The explanation I’ve received to the question “What good is there in multiculturalism?” is usually consistent. It involves notions of being “fair”. It is required by “free speech” and “freedom of religion”. It stems from “judgement” being bad and “tolerance” being good.
Tolerance is a curious term, because toleration requires disagreement. One cannot tolerate their favorite food. It is the meal cooked for them by a friend that they are obliged to accept but with which their stomach disagrees that they will tolerate.
Tolerance aside, multiculturalism is itself a self-defeating proposition. I believe multiculturalism ends with all cultures being equally irrelevant instead of equally treasured. If the premise of multiculturalism is that all cultures should be equally valid, there is no other conclusion to be drawn.
Suppose this: Orthodox Christians believe that Jesus Christ is the only path to God. The consistency of this stance through the ages is unquestionable, even if someone disagrees with the stance itself. The primary foundation of Christianity requires Christ to be in this role. A Christian in a pre-modern world would say “Christ is the only way to God.”
Enter multiculturalism. The Christian is now pressured to change his line, but not entirely. The first stage of multiculturalism is simply in asserting the inherent value in every belief system, and at this stage, Christianity is not by any means excluded. So a Christian is now to say “Christ is the only way to God for me.” It may seem harmless to some. Perhaps for some cultural issues it is. “Cooked steak is the only kind of steak for me” because I don’t eat raw meat, even if it is free of anything that seeks to kill me on ingestion. For Christianity, it defeats a primary tenet of the faith.
But multiculturalism isn’t done yet. Now that all cultures are equally valued, the cultures are encouraged to go a step further. All cultures deep down are equal. “Christ is one way to God” is the new slogan. You see, in this view, ‘God’ has many names. There are many paths to ‘God’. The road is wide. There are many who seek it and find the end. Christianity and Islam and Buddhism and even spiritual humanism are all really the “same religion”. The trappings may differ, such as the form of dress or style of music, but fundamentally all are one.
All along, the State must decide what this ultimate “same religion” is. After all, contradicting it with statements like “Jesus Christ is the only path to God” is tantamount to not equating the value of all religions, which is tantamount to not equating all religions.
But herein lies the first problem. It is not the trappings of religions that differ, but the beliefs! The trappings are mostly the same. There are clergy. There are Holy Books. There are liturgies and songs and spirituals. There are ideas of the past, the present, and the future. But what those beliefs are is fundamentally, irreconcilably different!
The second problem comes with the role of the State. In promoting multiculturalism, the State promotes the eventual equating of all religions with all other religions and the selection of what the “same religion” that every believes ultimately is. The State, then, becomes the church, one in the same. It decides what ‘hate speech’ is and deals with it swiftly. It rewards people who promote the “same religion” as everyone else.

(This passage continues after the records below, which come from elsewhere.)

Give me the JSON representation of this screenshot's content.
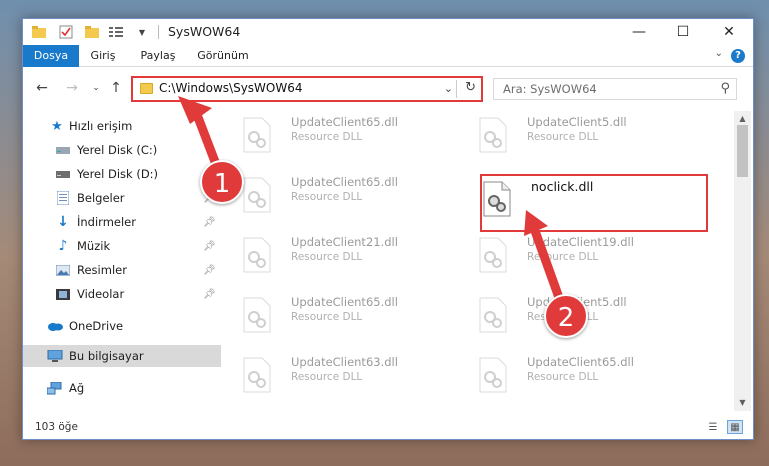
{
  "window": {
    "title": "SysWOW64",
    "minimize_glyph": "—",
    "maximize_glyph": "☐",
    "close_glyph": "✕"
  },
  "ribbon": {
    "tabs": [
      {
        "label": "Dosya",
        "active": true
      },
      {
        "label": "Giriş"
      },
      {
        "label": "Paylaş"
      },
      {
        "label": "Görünüm"
      }
    ],
    "help": "?"
  },
  "address": {
    "path": "C:\\Windows\\SysWOW64",
    "search_placeholder": "Ara: SysWOW64"
  },
  "sidebar": {
    "items": [
      {
        "label": "Hızlı erişim",
        "icon": "star-icon"
      },
      {
        "label": "Yerel Disk (C:)",
        "icon": "drive-icon"
      },
      {
        "label": "Yerel Disk (D:)",
        "icon": "drive-icon"
      },
      {
        "label": "Belgeler",
        "icon": "documents-icon",
        "pinned": true
      },
      {
        "label": "İndirmeler",
        "icon": "download-icon",
        "pinned": true
      },
      {
        "label": "Müzik",
        "icon": "music-icon",
        "pinned": true
      },
      {
        "label": "Resimler",
        "icon": "pictures-icon",
        "pinned": true
      },
      {
        "label": "Videolar",
        "icon": "videos-icon",
        "pinned": true
      },
      {
        "label": "OneDrive",
        "icon": "cloud-icon"
      },
      {
        "label": "Bu bilgisayar",
        "icon": "computer-icon",
        "selected": true
      },
      {
        "label": "Ağ",
        "icon": "network-icon"
      }
    ]
  },
  "files": [
    {
      "name": "UpdateClient65.dll",
      "type": "Resource DLL"
    },
    {
      "name": "UpdateClient5.dll",
      "type": "Resource DLL"
    },
    {
      "name": "UpdateClient65.dll",
      "type": "Resource DLL"
    },
    {
      "name": "noclick.dll",
      "type": ""
    },
    {
      "name": "UpdateClient21.dll",
      "type": "Resource DLL"
    },
    {
      "name": "UpdateClient19.dll",
      "type": "Resource DLL"
    },
    {
      "name": "UpdateClient65.dll",
      "type": "Resource DLL"
    },
    {
      "name": "UpdateClient5.dll",
      "type": "Resource DLL"
    },
    {
      "name": "UpdateClient63.dll",
      "type": "Resource DLL"
    },
    {
      "name": "UpdateClient65.dll",
      "type": "Resource DLL"
    }
  ],
  "status": {
    "item_count": "103 öğe"
  },
  "annotations": {
    "step1": "1",
    "step2": "2",
    "color": "#e03a3a"
  }
}
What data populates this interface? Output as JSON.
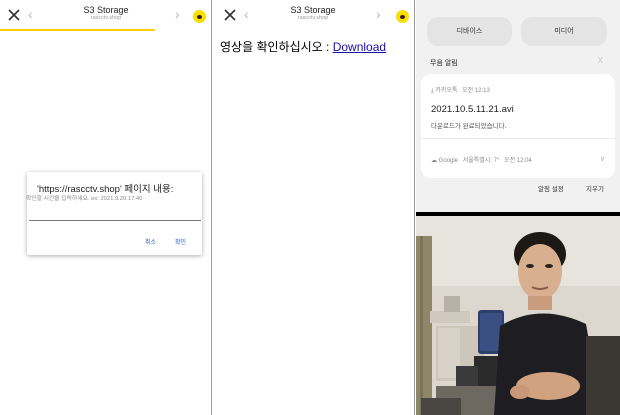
{
  "browser": {
    "title": "S3 Storage",
    "domain": "rascctv.shop"
  },
  "dialog": {
    "title": "'https://rascctv.shop' 페이지 내용:",
    "message": "확인할 시간을 입력하세요. ex: 2021.9.20.17:40",
    "input_value": "",
    "cancel_label": "취소",
    "ok_label": "확인"
  },
  "page2": {
    "message": "영상을 확인하십시오 : ",
    "link_label": "Download"
  },
  "shade": {
    "tab_devices": "디바이스",
    "tab_media": "미디어",
    "silent_title": "무음 알림",
    "silent_close": "X",
    "notif1": {
      "app": "카카오톡",
      "time": "오전 12:13",
      "filename": "2021.10.5.11.21.avi",
      "status": "다운로드가 완료되었습니다."
    },
    "notif2": {
      "app": "Google",
      "detail": "서울특별시: 7°",
      "time": "오전 12:04"
    },
    "settings_label": "알림 설정",
    "clear_label": "지우기"
  },
  "colors": {
    "kakao_yellow": "#F9E000",
    "progress": "#FFCD00",
    "dialog_button": "#2F5FD0",
    "link": "#1A0DAB"
  }
}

So, in the end, multiculturalism promotes only one religion. All the differences dissolve away, on the surface at least. Instead of equally valid cultures, the end result is one culture. Instead of Americans having pride in America and Britons having pride in Britain and Franks having pride in France, humans have pride in humanity. What is lost is the essence of America, Britain, France, and all other nations. What is gained is forced equality of ideas, which leads to tyranny at best and a colorless world at worst.
As you can probably gather, I oppose multiculturalism and I think others should as well. I believe in the very Christian notion that the State must not interfere in matters of religion and that “freedom of religion/conscience” really means what it says it means. It does not mean that all cultures and religions are equally valid. It is one of those paradoxes that often resides in the space between the conception of an idea and the result of its implementation. If the goal of multiculturalists is to promote the good aspects of every culture, then multiculturalism is the last tool that should ever be used to do so.